Have you ever been the one who loved less in a relationship? How did that work out?

I have an extensive history of trauma, so I have a lot of trouble with trust and being truly emotionally invested in relationships. In pretty much every relationship I've had, I've always been the cold one, always the one subconsciously creating distance, always the one refusing to share and express my feelings honestly, and always the one to end things. I have a strong tendency to completely cut people off and jump ship simply because they've hurt me or betrayed my trust in some minor way, even when they didn't mean to. It's usually because I'm scared -- the closer you get to people, the easier it is for them to hurt you, and even the tiniest yellow flags are like blaring alarms for me. I go to great, often unreasonable and harmful lengths to avoid experiencing that kind of pain again. I have truly loved a handful of people, but it's usually been pushed down so far under my cool, hard surface that no one really knows it's there, sometimes including me.

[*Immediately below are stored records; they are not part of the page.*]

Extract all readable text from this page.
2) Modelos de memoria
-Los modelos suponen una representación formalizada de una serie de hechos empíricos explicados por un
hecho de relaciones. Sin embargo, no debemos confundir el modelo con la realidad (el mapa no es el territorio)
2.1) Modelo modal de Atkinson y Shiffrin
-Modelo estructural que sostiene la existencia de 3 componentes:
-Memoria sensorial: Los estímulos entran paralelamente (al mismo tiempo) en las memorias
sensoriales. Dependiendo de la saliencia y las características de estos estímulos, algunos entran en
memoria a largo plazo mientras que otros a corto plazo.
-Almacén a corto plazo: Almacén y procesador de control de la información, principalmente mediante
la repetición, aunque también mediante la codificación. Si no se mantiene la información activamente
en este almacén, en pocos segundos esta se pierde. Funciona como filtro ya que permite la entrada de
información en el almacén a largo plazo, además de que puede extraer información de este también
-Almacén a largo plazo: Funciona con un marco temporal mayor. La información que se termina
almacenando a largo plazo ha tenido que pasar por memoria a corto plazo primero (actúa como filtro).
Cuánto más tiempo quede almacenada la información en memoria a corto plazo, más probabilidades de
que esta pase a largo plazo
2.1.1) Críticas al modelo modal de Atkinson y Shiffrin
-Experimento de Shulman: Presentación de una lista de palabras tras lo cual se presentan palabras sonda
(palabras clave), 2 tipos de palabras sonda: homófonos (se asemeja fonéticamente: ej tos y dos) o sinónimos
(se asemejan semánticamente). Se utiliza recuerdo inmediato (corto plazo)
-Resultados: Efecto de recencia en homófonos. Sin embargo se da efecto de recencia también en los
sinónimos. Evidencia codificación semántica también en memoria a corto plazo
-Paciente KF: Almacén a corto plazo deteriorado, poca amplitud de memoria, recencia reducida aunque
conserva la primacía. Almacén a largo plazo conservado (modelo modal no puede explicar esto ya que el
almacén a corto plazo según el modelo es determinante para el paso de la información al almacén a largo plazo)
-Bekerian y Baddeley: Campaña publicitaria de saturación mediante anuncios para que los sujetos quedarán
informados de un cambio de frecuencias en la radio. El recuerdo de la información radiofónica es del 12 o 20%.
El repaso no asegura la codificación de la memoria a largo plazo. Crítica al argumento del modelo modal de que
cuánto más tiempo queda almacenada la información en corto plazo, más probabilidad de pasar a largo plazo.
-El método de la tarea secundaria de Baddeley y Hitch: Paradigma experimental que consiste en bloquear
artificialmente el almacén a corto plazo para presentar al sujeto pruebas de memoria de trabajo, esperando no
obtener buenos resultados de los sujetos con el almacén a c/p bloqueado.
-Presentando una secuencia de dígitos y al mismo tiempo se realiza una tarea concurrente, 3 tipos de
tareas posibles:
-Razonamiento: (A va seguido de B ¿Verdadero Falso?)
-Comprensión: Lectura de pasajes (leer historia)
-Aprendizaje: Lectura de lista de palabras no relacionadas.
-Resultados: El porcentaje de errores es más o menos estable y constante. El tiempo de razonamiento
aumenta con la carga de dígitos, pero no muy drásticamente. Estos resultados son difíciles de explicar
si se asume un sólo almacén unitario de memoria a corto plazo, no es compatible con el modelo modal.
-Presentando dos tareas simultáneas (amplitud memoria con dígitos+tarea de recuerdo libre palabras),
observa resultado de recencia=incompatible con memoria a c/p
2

This tends to involve a whole truckload of guilt. The last thing I want to be careless with other people's hearts or toy with their emotions. I just want to love and be loved like everyone else does. But it's complicated. Because of my profound fears and mistrust, I have ended up deeply hurting a number of people. People say cliché things like "if someone really loves you, they'd never leave you" or "you can't have love without trust" and it feels like a punch in the face every time. I do love. And I love hard. But this pain I feel and inflict is a cross I have to bear.